Salah satu kompleks Pura Besakih ada yang bernama Pura Jenggala. Pura ini juga disebut oleh umat Pura Hyang Haluh. Pura ini terletak di sebelah kanan Candi Bentar Pura Panataran Agung di seberang jalan atau di sebelah utara jalan atau menurut pengelihatan umum di barat jalan berseberangan dengan Candi Bentar Pura Penataran Agung Besakih.
Mengapa pura ini bernama Pura Jenggala dan Pura Hyang Haluh, saya belum menjumpai sumber penjelasan yang dapat dipertanggungjawabkan. Apa ada hubungannya dengan Kerajaan Jenggala di Jawa Timur, hal tersebut sungguh masih sangat samar sekali.
Namun dari kata Hyang Haluh kemungkinan lain nama dari sebutan Ida Ratu Ayu. Kata Hyang artinya yang suci. Kata Haluh mungkin berasal dari kata Galuh yang menunjukkan identitas wanita cantik atau ayu.
Dengan demikian Hyang Haluh itu identik atau juga lain nama dari Ida Ratu Ayu. Pelinggih utama di Pura Jenggala atau Hyang Haluh ini adalah sebuah Gedong beratap ijuk sebagai tempat pemujaan Ida Ratu Ayu. Ida Ratu Ayu ini adalah salah satu manifestasi Siwa Durgha sebagai penguasa Setra.

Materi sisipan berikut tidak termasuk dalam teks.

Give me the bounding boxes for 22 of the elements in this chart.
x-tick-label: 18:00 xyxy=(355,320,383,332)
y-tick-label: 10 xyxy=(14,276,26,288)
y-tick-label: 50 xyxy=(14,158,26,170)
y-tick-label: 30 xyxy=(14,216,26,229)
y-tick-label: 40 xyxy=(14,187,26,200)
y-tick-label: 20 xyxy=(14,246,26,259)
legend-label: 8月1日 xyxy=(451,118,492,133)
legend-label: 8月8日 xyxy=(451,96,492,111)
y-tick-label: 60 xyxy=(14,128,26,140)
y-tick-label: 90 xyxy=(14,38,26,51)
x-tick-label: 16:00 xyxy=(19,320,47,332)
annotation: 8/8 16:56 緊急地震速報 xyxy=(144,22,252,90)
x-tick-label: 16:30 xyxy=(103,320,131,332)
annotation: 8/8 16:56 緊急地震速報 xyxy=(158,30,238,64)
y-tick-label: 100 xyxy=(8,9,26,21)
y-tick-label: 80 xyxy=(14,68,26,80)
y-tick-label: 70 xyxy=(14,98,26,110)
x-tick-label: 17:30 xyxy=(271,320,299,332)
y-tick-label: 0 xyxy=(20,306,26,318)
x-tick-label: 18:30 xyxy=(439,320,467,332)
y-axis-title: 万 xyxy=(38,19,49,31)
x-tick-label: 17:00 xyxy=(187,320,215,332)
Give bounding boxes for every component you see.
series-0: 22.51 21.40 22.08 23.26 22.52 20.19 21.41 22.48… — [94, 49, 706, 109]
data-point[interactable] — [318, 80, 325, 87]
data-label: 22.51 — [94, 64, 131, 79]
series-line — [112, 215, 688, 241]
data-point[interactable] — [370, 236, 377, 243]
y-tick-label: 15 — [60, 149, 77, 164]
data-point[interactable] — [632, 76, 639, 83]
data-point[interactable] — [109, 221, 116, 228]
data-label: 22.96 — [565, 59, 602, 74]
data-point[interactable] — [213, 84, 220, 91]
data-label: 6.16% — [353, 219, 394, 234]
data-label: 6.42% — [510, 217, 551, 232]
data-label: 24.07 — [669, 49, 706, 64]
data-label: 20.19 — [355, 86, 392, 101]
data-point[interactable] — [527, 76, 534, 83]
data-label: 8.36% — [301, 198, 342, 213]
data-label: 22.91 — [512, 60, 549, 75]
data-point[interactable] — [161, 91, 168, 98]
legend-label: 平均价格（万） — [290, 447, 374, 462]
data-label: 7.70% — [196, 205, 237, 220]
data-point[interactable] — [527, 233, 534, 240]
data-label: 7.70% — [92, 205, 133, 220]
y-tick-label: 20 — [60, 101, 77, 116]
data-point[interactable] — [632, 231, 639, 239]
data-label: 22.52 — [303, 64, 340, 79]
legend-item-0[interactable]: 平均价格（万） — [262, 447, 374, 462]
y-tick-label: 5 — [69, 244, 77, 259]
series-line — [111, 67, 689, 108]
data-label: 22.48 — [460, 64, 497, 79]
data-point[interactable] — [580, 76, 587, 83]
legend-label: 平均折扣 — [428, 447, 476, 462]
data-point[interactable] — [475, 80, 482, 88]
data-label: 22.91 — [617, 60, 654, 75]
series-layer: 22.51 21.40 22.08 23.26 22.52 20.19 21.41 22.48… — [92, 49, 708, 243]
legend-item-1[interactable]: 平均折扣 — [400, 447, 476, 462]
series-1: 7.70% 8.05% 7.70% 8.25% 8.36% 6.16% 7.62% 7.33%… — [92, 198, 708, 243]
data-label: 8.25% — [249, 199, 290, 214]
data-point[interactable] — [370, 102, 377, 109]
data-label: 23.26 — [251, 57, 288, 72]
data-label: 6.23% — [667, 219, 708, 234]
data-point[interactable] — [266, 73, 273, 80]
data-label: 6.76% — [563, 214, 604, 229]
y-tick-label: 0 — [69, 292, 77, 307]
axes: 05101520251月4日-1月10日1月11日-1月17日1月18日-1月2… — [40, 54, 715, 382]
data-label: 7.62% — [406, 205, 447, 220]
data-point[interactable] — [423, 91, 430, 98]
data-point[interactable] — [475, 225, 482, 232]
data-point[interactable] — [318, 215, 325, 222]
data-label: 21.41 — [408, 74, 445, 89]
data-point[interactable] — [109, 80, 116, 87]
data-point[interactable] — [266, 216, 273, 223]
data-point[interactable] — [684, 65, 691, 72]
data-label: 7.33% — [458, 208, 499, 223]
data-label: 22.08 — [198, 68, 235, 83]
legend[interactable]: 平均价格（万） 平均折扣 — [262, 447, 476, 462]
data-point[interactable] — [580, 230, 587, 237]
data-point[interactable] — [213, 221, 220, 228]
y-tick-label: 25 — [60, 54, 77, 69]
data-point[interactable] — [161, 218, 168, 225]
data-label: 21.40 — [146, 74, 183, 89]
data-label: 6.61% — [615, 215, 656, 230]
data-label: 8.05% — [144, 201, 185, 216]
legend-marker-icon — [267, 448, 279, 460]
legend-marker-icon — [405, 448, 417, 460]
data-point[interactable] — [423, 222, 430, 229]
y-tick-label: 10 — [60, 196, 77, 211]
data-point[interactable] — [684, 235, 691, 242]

Di setra desa pakraman umumnya disebut Sedahan Setra ada juga yang menyebut Siwa Bairawa. Pura Jenggala ini oleh Desa Pakraman Besakih difungsikan sebagai Pura Prajapati. Saat ada orang ngaben di pura inilah dilangsungkan upacara ngendagin atau ngebug tanah untuk membangunkan roh orang yang akan diaben. Caranya dengan memukul tanah tiga kali, tentunya dengan suatu ritual tertentu.
Upacara ini ada juga yang dipimpin oleh Pandita Dwijati. Memukul tiga kali ini adalah suatu simbol kebaikan atau kesucian. Tiga kali itu simbol tujuan prosesi upacara Pitra Yadnya untuk mengantarkan Atman yang meninggal dari Bhur Loka dan terus diharapkan mencapai Swah Loka. Dalam Lontar Gayatri dilukiskan bahwa saat orang itu meninggal Atman atau rohnya disebut Preta. Setelah diupacarai ngaben melalui Ngaskara maka rohnya disebut Pitara. Selanjutnya dengan upacara Atman Wedana seperti upacara Nyekah, Memukur atau Maligia maka Sang Hyang Atma sebutannya meningkat menjadi Dewa Pitara.
Saat roh masih dalam status Preta keluarganya belum mampu menyelenggara upacara ngaben maka roh yang disebut Preta itulah yang distanakan di Pura Prajapati. Sedangkan stana sementara Sang Roh adalah Sanggah Cukcuk yang umumnya ditancapkan di bagian hulu kuburan. Saat itulah ada upacara matur piuning atau permakluman dan permohonan kepada Sang Hyang Sedahan Setra yang berstana di Prajapati.
Kalau sudah saatnya akan melaksanakan upacara ngaben tiga hari sebelumnya ada proses upacara ada yang menyebut upacara ngendagin atau upacara ngebug tanah yang bertujuan memanggil sang roh yang masih dalam status Preta dengan permakluman atau atur piuning pada Sedahan Setra yang di Pura Jenggala disebut Ida Ratu Ayu lain sebutan dari Sang Hyang Siwa Durgha.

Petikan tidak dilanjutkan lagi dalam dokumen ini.